Granted, this has been changing. In the mid 1990s when I was an education reporter for The Seattle Times, K-3 teachers told me that they spent only a half hour (sometimes less) each day on reading. That has risen in most schools and now in many places an hour and sometimes more is devoted to reading.
However, with the resistant mass of all the subjects stuffed into the elementary curriculum, expanding the time devoted to reading, despite lip service paid to its importance, has always proved difficult. Regardless of individual student needs, the needs of kids not reading at grade level in second or third grade, the curriculum marches on to units on dinosaurs, rainforests, weather, butterflies — all good things for kids to know and be able to talk about. But if they miss some of the information for whatever reason, it doesn’t matter much, probably doesn’t matter at all. That stuff is just knowledge, and you can come by it anytime. If you can read.
In contrast, the kids having trouble reading, who haven’t had enough practice time to master something by the end of the reading lesson, who haven’t had time to hard wire the connection of symbols with their sounds, for example, are quickly handicapped. They can’t read as well. They’re on a trajectory to fall behind, and fall behind in other subjects as well, even though teachers these days make a huge effort to work reading into every part of the elementary curriculum.
Indisputably, reading is the skill that opens the doors of knowledge. Children who read poorly or who can hardly read at all will fall steadily behind their classmates, get less out of elementary school, little out of middle school and likely drop out of high school. There you have the “achievement gap” — and it lasts a lifetime. Seventy percent of high school dropouts were reading below grade level at the end of third grade. Half our prison population reads at ninth grade level, or below.
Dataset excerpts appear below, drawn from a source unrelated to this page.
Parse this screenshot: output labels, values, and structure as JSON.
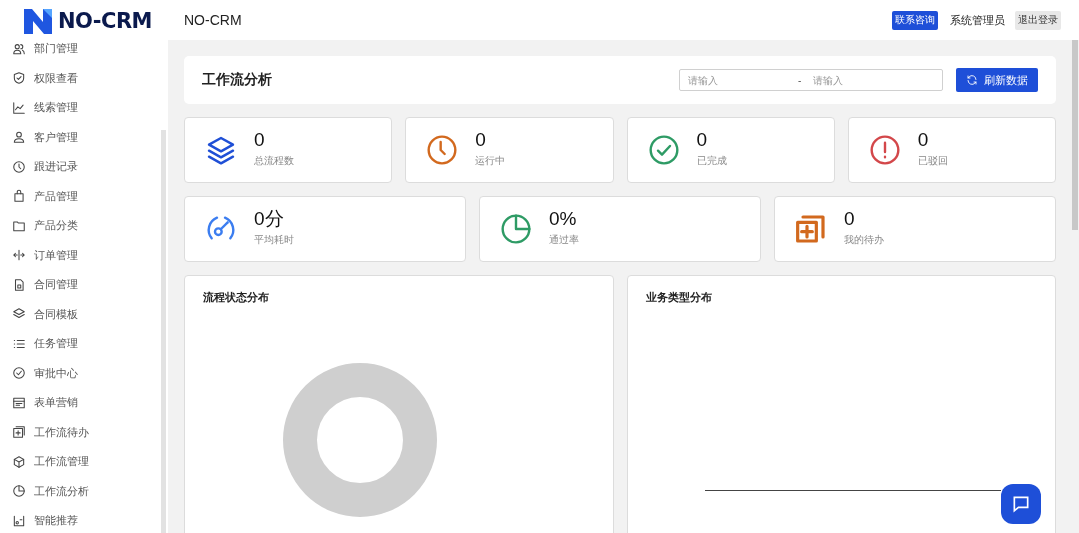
{
  "brand": {
    "logo_text": "NO-CRM"
  },
  "header": {
    "title": "NO-CRM",
    "contact_button": "联系咨询",
    "user": "系统管理员",
    "logout_button": "退出登录"
  },
  "sidebar": {
    "items": [
      {
        "label": "部门管理"
      },
      {
        "label": "权限查看"
      },
      {
        "label": "线索管理"
      },
      {
        "label": "客户管理"
      },
      {
        "label": "跟进记录"
      },
      {
        "label": "产品管理"
      },
      {
        "label": "产品分类"
      },
      {
        "label": "订单管理"
      },
      {
        "label": "合同管理"
      },
      {
        "label": "合同模板"
      },
      {
        "label": "任务管理"
      },
      {
        "label": "审批中心"
      },
      {
        "label": "表单营销"
      },
      {
        "label": "工作流待办"
      },
      {
        "label": "工作流管理"
      },
      {
        "label": "工作流分析"
      },
      {
        "label": "智能推荐"
      }
    ]
  },
  "page": {
    "title": "工作流分析",
    "date_range": {
      "start_placeholder": "请输入",
      "separator": "-",
      "end_placeholder": "请输入"
    },
    "refresh_button": "刷新数据"
  },
  "stat_rows": [
    [
      {
        "value": "0",
        "label": "总流程数"
      },
      {
        "value": "0",
        "label": "运行中"
      },
      {
        "value": "0",
        "label": "已完成"
      },
      {
        "value": "0",
        "label": "已驳回"
      }
    ],
    [
      {
        "value": "0分",
        "label": "平均耗时"
      },
      {
        "value": "0%",
        "label": "通过率"
      },
      {
        "value": "0",
        "label": "我的待办"
      }
    ]
  ],
  "charts": [
    {
      "title": "流程状态分布",
      "kind": "donut"
    },
    {
      "title": "业务类型分布",
      "kind": "axis"
    }
  ]
}
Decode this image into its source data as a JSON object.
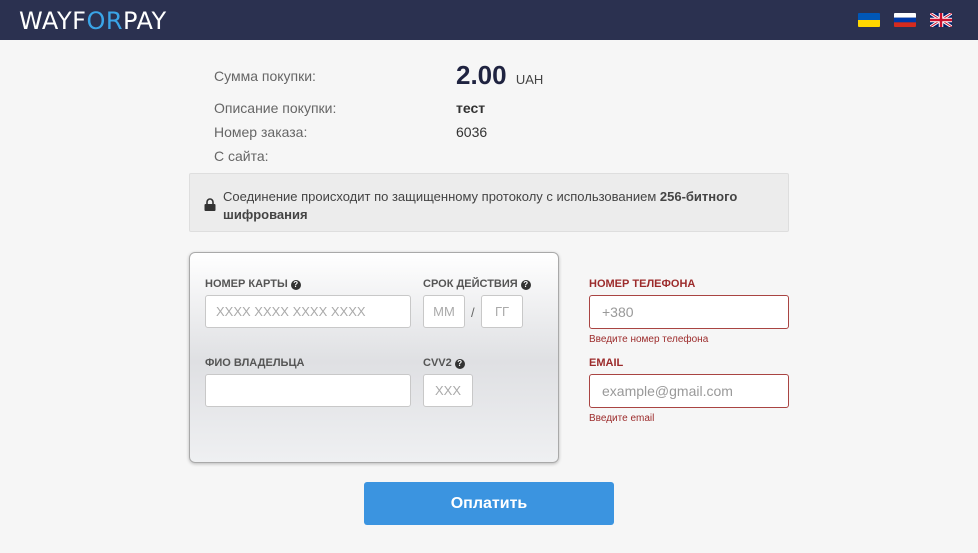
{
  "header": {
    "logo": {
      "part1": "WAYF",
      "accent": "OR",
      "part2": "PAY"
    },
    "languages": [
      {
        "code": "ua",
        "icon": "ukraine-flag-icon",
        "colors": [
          "#0057b7",
          "#ffd700"
        ]
      },
      {
        "code": "ru",
        "icon": "russia-flag-icon",
        "colors": [
          "#ffffff",
          "#0039a6",
          "#d52b1e"
        ]
      },
      {
        "code": "en",
        "icon": "uk-flag-icon",
        "colors": [
          "#012169",
          "#ffffff",
          "#c8102e"
        ]
      }
    ]
  },
  "summary": {
    "amount_label": "Сумма покупки:",
    "amount_value": "2.00",
    "currency": "UAH",
    "description_label": "Описание покупки:",
    "description_value": "тест",
    "order_label": "Номер заказа:",
    "order_value": "6036",
    "site_label": "С сайта:",
    "site_value": ""
  },
  "security": {
    "icon": "lock-icon",
    "text": "Соединение происходит по защищенному протоколу с использованием ",
    "text_bold": "256-битного шифрования"
  },
  "card_form": {
    "card_number_label": "НОМЕР КАРТЫ",
    "card_number_placeholder": "XXXX XXXX XXXX XXXX",
    "card_number_value": "",
    "expiry_label": "СРОК ДЕЙСТВИЯ",
    "month_placeholder": "ММ",
    "year_placeholder": "ГГ",
    "expiry_separator": "/",
    "holder_label": "ФИО ВЛАДЕЛЬЦА",
    "holder_value": "",
    "cvv_label": "CVV2",
    "cvv_placeholder": "XXX",
    "help_icon": "question-circle-icon",
    "help_glyph": "?"
  },
  "contact": {
    "phone_label": "НОМЕР ТЕЛЕФОНА",
    "phone_placeholder": "+380",
    "phone_error": "Введите номер телефона",
    "email_label": "EMAIL",
    "email_placeholder": "example@gmail.com",
    "email_error": "Введите email",
    "error_color": "#a94442"
  },
  "actions": {
    "pay_label": "Оплатить",
    "pay_color": "#3b94e0"
  }
}
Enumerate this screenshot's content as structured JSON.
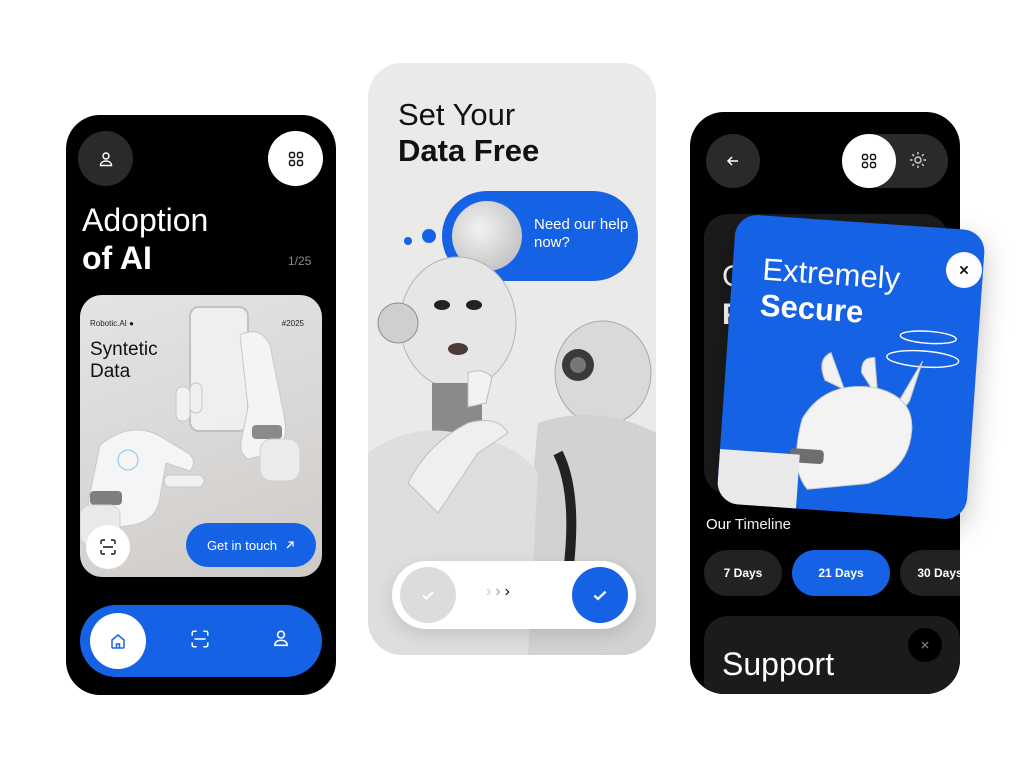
{
  "brand_color": "#1562e5",
  "phone1": {
    "title_line1": "Adoption",
    "title_line2": "of AI",
    "counter": "1/25",
    "card": {
      "brand": "Robotic.AI",
      "tag": "#2025",
      "title": "Syntetic Data",
      "cta_label": "Get in touch"
    },
    "icons": [
      "user-icon",
      "grid-icon",
      "scan-icon",
      "arrow-up-right-icon",
      "home-icon",
      "user-icon"
    ]
  },
  "phone2": {
    "title_line1": "Set Your",
    "title_line2": "Data Free",
    "bubble_text": "Need our help now?",
    "slider_arrows": [
      "›",
      "›",
      "›"
    ]
  },
  "phone3": {
    "bg_card_line1": "G",
    "bg_card_line2": "P",
    "timeline_label": "Our Timeline",
    "pills": [
      "7 Days",
      "21 Days",
      "30 Days"
    ],
    "active_pill": "21 Days",
    "support_label": "Support"
  },
  "secure_card": {
    "title_line1": "Extremely",
    "title_line2": "Secure"
  }
}
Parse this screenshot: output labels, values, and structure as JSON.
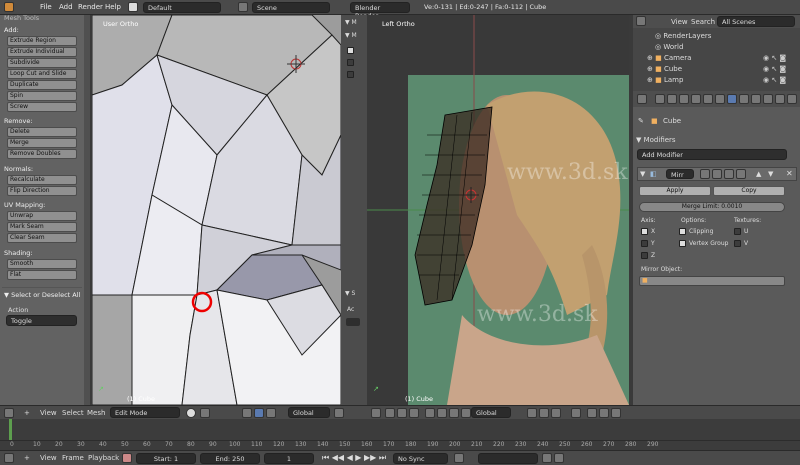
{
  "topbar": {
    "menus": [
      "File",
      "Add",
      "Render",
      "Help"
    ],
    "screen_layout": "Default",
    "scene": "Scene",
    "render_engine": "Blender Render",
    "stats": "Ve:0-131 | Ed:0-247 | Fa:0-112 | Cube"
  },
  "toolshelf": {
    "header": "Mesh Tools",
    "add_label": "Add:",
    "add_buttons": [
      "Extrude Region",
      "Extrude Individual",
      "Subdivide",
      "Loop Cut and Slide",
      "Duplicate",
      "Spin",
      "Screw"
    ],
    "remove_label": "Remove:",
    "remove_buttons": [
      "Delete",
      "Merge",
      "Remove Doubles"
    ],
    "normals_label": "Normals:",
    "normals_buttons": [
      "Recalculate",
      "Flip Direction"
    ],
    "uv_label": "UV Mapping:",
    "uv_buttons": [
      "Unwrap",
      "Mark Seam",
      "Clear Seam"
    ],
    "shading_label": "Shading:",
    "shading_buttons": [
      "Smooth",
      "Flat"
    ],
    "operator_title": "Select or Deselect All",
    "action_label": "Action",
    "action_value": "Toggle"
  },
  "viewport_left": {
    "label": "User Ortho",
    "object": "(1) Cube"
  },
  "viewport_right": {
    "label": "Left Ortho",
    "object": "(1) Cube",
    "watermark": "www.3d.sk",
    "side_letters": [
      "M",
      "M",
      "S",
      "Ac"
    ]
  },
  "outliner": {
    "view": "View",
    "search": "Search",
    "filter": "All Scenes",
    "items": [
      "RenderLayers",
      "World",
      "Camera",
      "Cube",
      "Lamp"
    ]
  },
  "properties": {
    "object_name": "Cube",
    "modifiers_title": "Modifiers",
    "add_modifier": "Add Modifier",
    "modifier_name": "Mirr",
    "apply": "Apply",
    "copy": "Copy",
    "merge_limit": "Merge Limit: 0.0010",
    "axis_label": "Axis:",
    "options_label": "Options:",
    "textures_label": "Textures:",
    "axes": [
      "X",
      "Y",
      "Z"
    ],
    "options": [
      "Clipping",
      "Vertex Group"
    ],
    "textures": [
      "U",
      "V"
    ],
    "mirror_object_label": "Mirror Object:"
  },
  "viewport_header_left": {
    "menus": [
      "View",
      "Select",
      "Mesh"
    ],
    "mode": "Edit Mode",
    "orientation": "Global"
  },
  "viewport_header_right": {
    "orientation": "Global"
  },
  "timeline": {
    "ticks": [
      "0",
      "10",
      "20",
      "30",
      "40",
      "50",
      "60",
      "70",
      "80",
      "90",
      "100",
      "110",
      "120",
      "130",
      "140",
      "150",
      "160",
      "170",
      "180",
      "190",
      "200",
      "210",
      "220",
      "230",
      "240",
      "250",
      "260",
      "270",
      "280",
      "290"
    ]
  },
  "bottombar": {
    "menus": [
      "View",
      "Frame",
      "Playback"
    ],
    "start": "Start: 1",
    "end": "End: 250",
    "current": "1",
    "sync": "No Sync"
  }
}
Our K-12 school leaders can fix this, though. I’ll venture to say it’s simple, even if implementation won’t be easy. All they have to do is recognize that reading is such an essential skill that EACH child must receive instruction sufficient to master it. Kennewick showed that this means some kids will need two or three times the hour or so usually allotted for reading instruction in the elementary school day. (See The 90% Reading Goal and Delivering on the Promise published by the National Children’s Reading Foundation in Kennewick.) Reform means restructuring elementary school so reading instruction takes precedence over everything else and each individual child gets the instruction and practice time s/he needs for mastery.
This is not measured using averages. It’s measured by counting the kids who are proficient readers at the end of third grade. Nothing short of nine out of 10 will do. No excuses based on the kids’ socio-economic disadvantages allowed. Those kids just need more time on task and educators need to change the elementary curriculum to allow it, to make reading instruction job one until each child is proficient at grade level.
Some will argue against this, claiming kids will be somehow worse off for missing the dinosaur unit or some other beloved part of the elementary curriculum. But kids who are not grade-level-proficient readers by the end of third grade won’t get much but the pictures, anyway. And they probably won’t get out of high school, either.